Perhaps not. But she would. And she didn’t want a lie.

She realized she’d been quiet too long when Numair said, “Do you honestly want me to go? Do you truly want to be here, in all this, alone?”

“No.”

“Then don’t be. Let’s finish this and go home.”

Finish this. Yes, she needed to finish this. She needed to finally make the nightmares end. “All right.”

They stood, and Numair eyed the people around them. “Are they…coming with us?”

“Yes.” She sang and they shifted, forming a living, protective circle around her and Numair. “They’re going to help me keep a promise.”

Chapter Eighty-Three

Min Quellea

Clare’s swarm grew as they walked, the Song’s tendrils reaching out to ensnare any newcomer who dared walk out and touch the borders of her living barricade. Both she and Numair’s destinations lay on the other side of the county. As they walked through it, she forced the horrors they passed to slide off her like water off well-oiled leather. Numair, after a few cautious glances, kept his gaze straight ahead, his lips compressed into a bloodless line, and didn’t speak.

When the ground to the left of the dirt path they walked fell suddenly away, revealing a deep, yawning chasm half a mile wide and twice as deep, he broke his silence. “What is that?”

Clare spared a glance at the monstrous wound in the earth’s flesh. The entirety of it was covered in thick white dust, as were the people who scurried about in its depths. They descended into tunnels punched into the pit’s sides and climbed back up on cobbled rope ladders, laden down with bags of hard white stone, going about their duties with a mindless, broken focus.

“Those are the quellstone mines.”

Numair stopped walking, forcing Clare to stop with him. “I thought quellstone was a myth.”

“It is. Everywhere but here.
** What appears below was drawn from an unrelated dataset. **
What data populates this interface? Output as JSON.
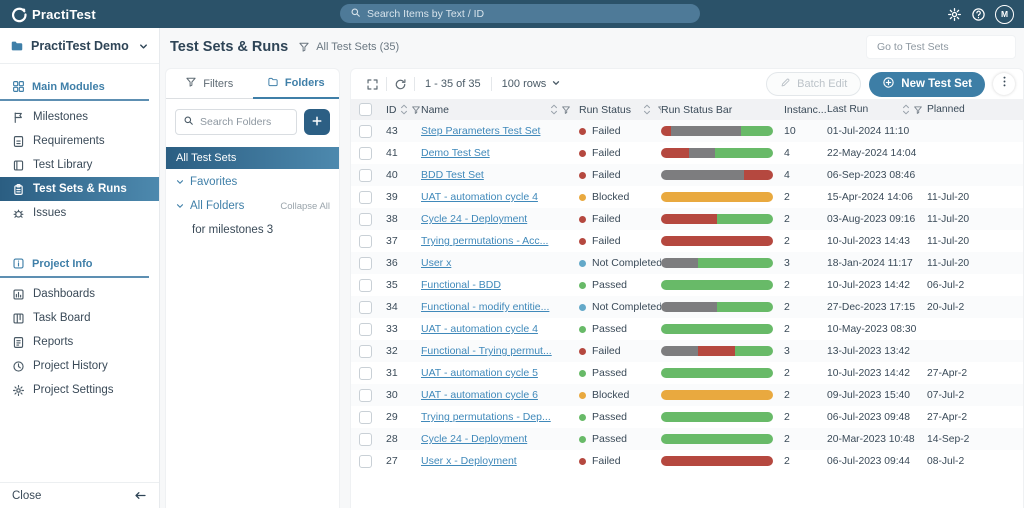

I understand it’s why Alaric never took this place.” Simian had told her the story once. How Alaric had saved Renault County as the last conquest on his map. Because Simian had never been interested in extending his own borders, and Alaric had thought it safe to let it wait.

But by the time the Jackal King had come, the borders of Renault County had been walled over with quellstone. It amplified Simian’s power—and negated anyone else’s. Alaric’s magic couldn’t pass beyond the border. If his soldiers went in, they became lost to the madness that infected everyone here. Simian’s madness.
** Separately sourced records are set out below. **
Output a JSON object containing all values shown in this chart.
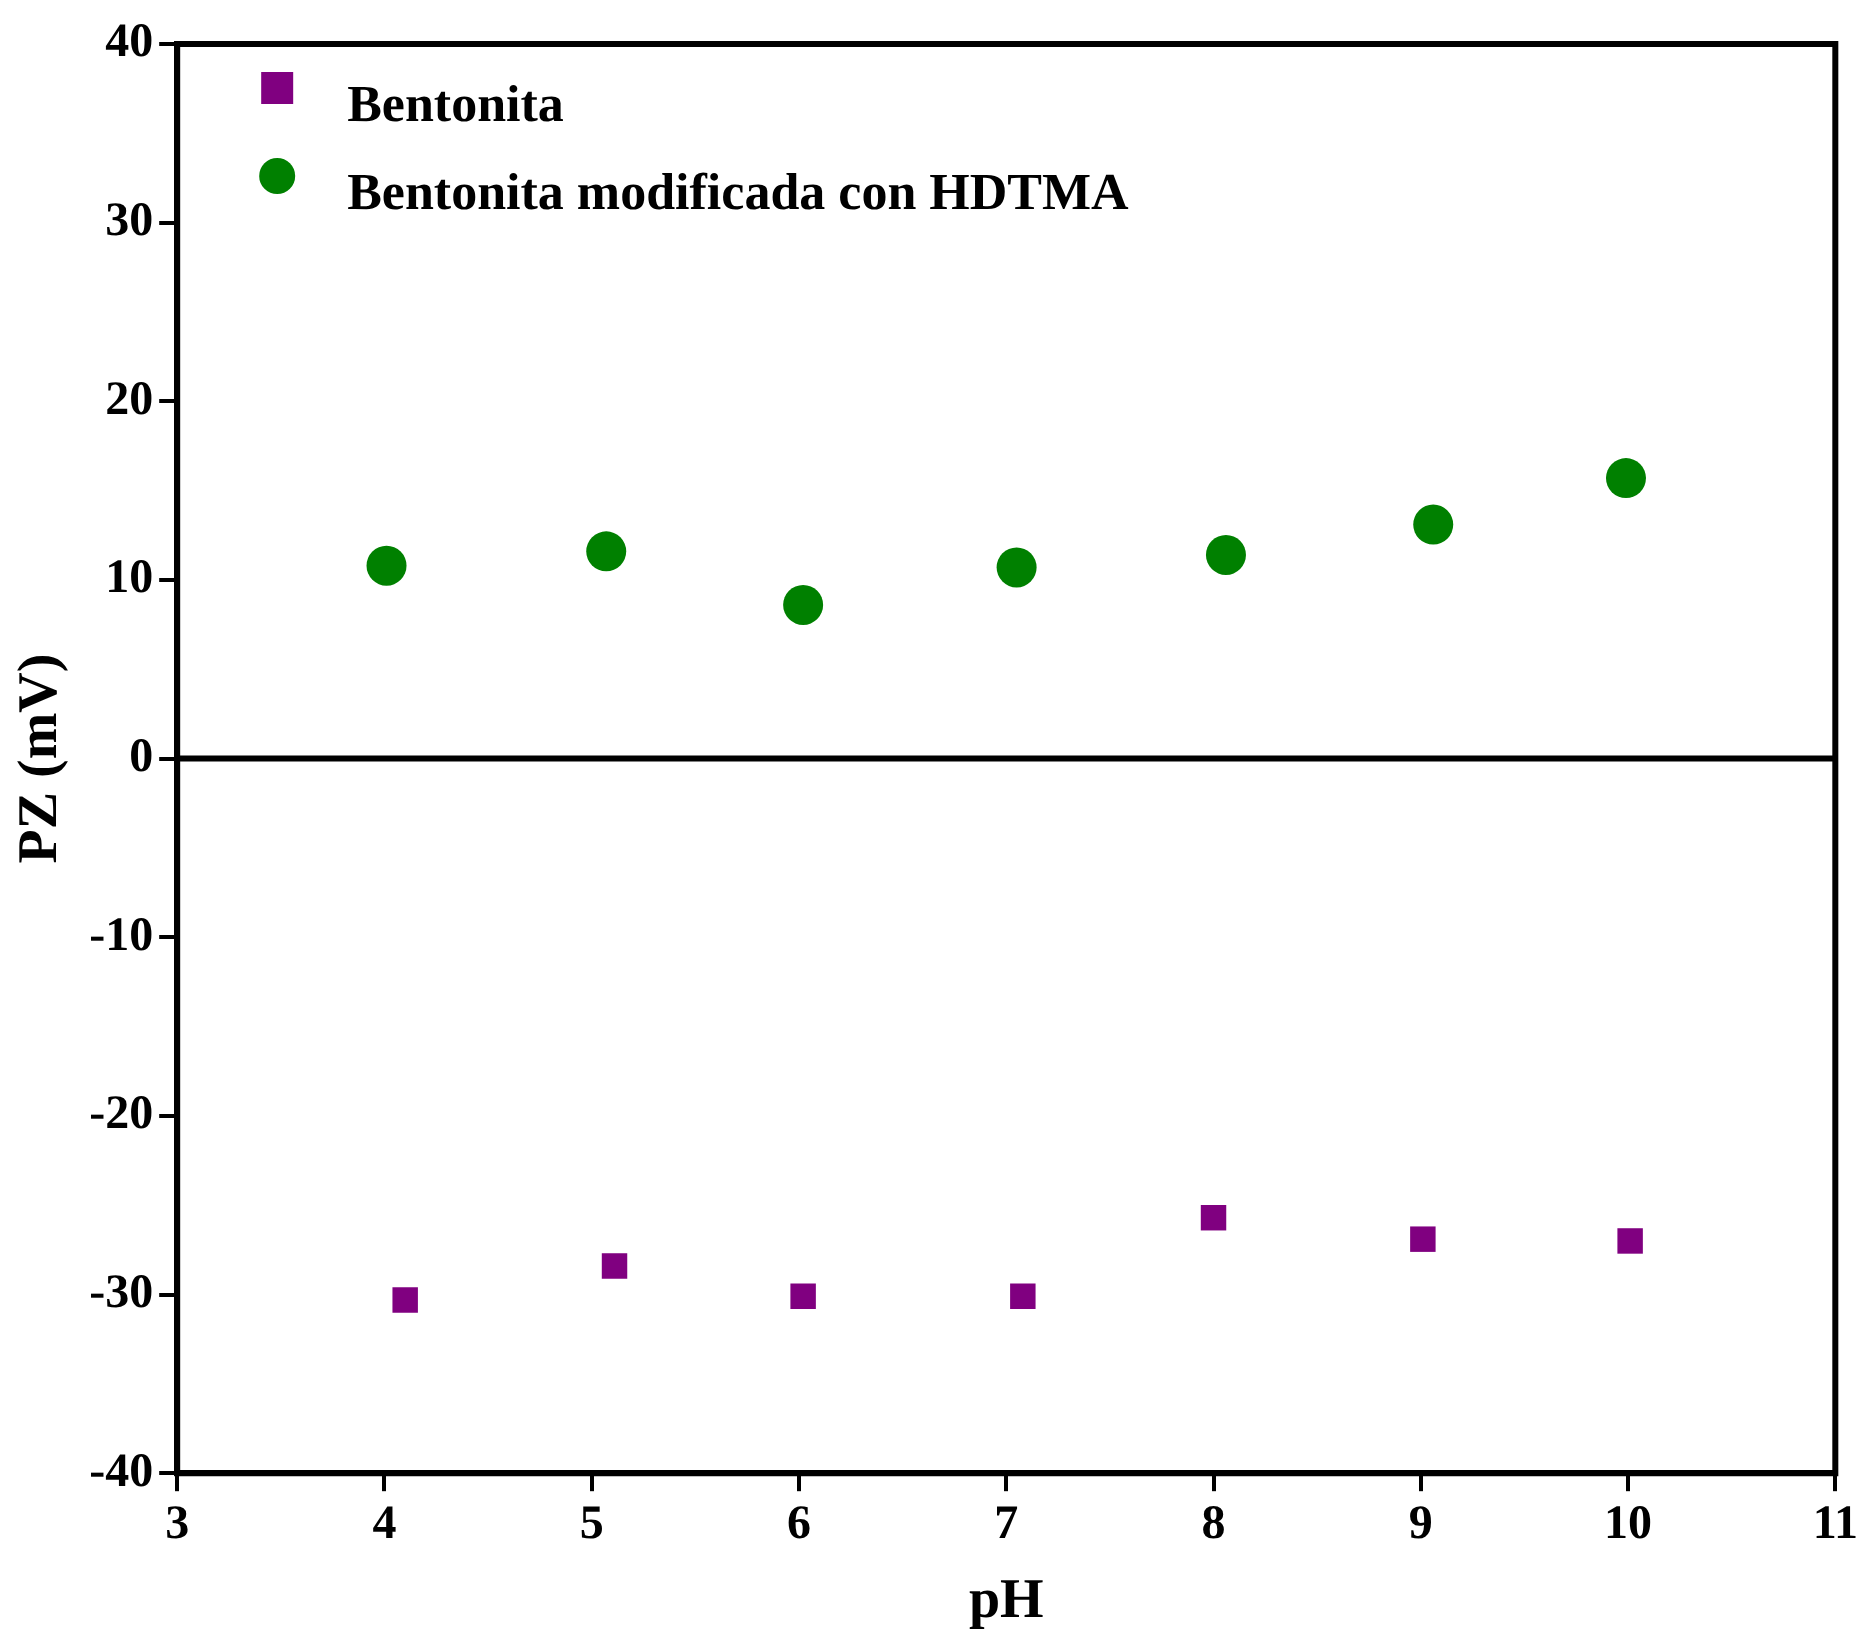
{
  "chart_data": {
    "type": "scatter",
    "xlabel": "pH",
    "ylabel": "PZ (mV)",
    "xlim": [
      3,
      11
    ],
    "xticks": [
      3,
      4,
      5,
      6,
      7,
      8,
      9,
      10,
      11
    ],
    "ylim": [
      -40,
      40
    ],
    "yticks": [
      -40,
      -30,
      -20,
      -10,
      0,
      10,
      20,
      30,
      40
    ],
    "grid": false,
    "legend": "top left",
    "ref_lines": [
      {
        "axis": "y",
        "value": 0,
        "color": "#000000"
      }
    ],
    "series": [
      {
        "name": "Bentonita",
        "color": "#800080",
        "marker": "square",
        "x": [
          4.1,
          5.11,
          6.02,
          7.08,
          8.0,
          9.01,
          10.01
        ],
        "values": [
          -30.3,
          -28.4,
          -30.1,
          -30.1,
          -25.7,
          -26.9,
          -27.0
        ]
      },
      {
        "name": "Bentonita modificada con HDTMA",
        "color": "#008000",
        "marker": "circle",
        "x": [
          4.01,
          5.07,
          6.02,
          7.05,
          8.06,
          9.06,
          9.99
        ],
        "values": [
          10.8,
          11.6,
          8.6,
          10.7,
          11.4,
          13.1,
          15.7
        ]
      }
    ]
  }
}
In a fit of rage, Alaric had Reaped the ground surrounding the county, turning it into a wasteland. Turning Renault County into an island that no one came to and no one left. Because no one crossed Reaped ground and survived.

“I thought the stone had to be claimed by a mage before it quelled another’s magic.”

Clare started walking again, Numair and the swarm falling in with her. “It does. All of that”—she pointed at the mines—“every chunk they carve out and bring up was claimed years ago.”

“By who?”

“The self-appointed king of Renault County.”

“You’re telling me there is a man behind the madness in this place?”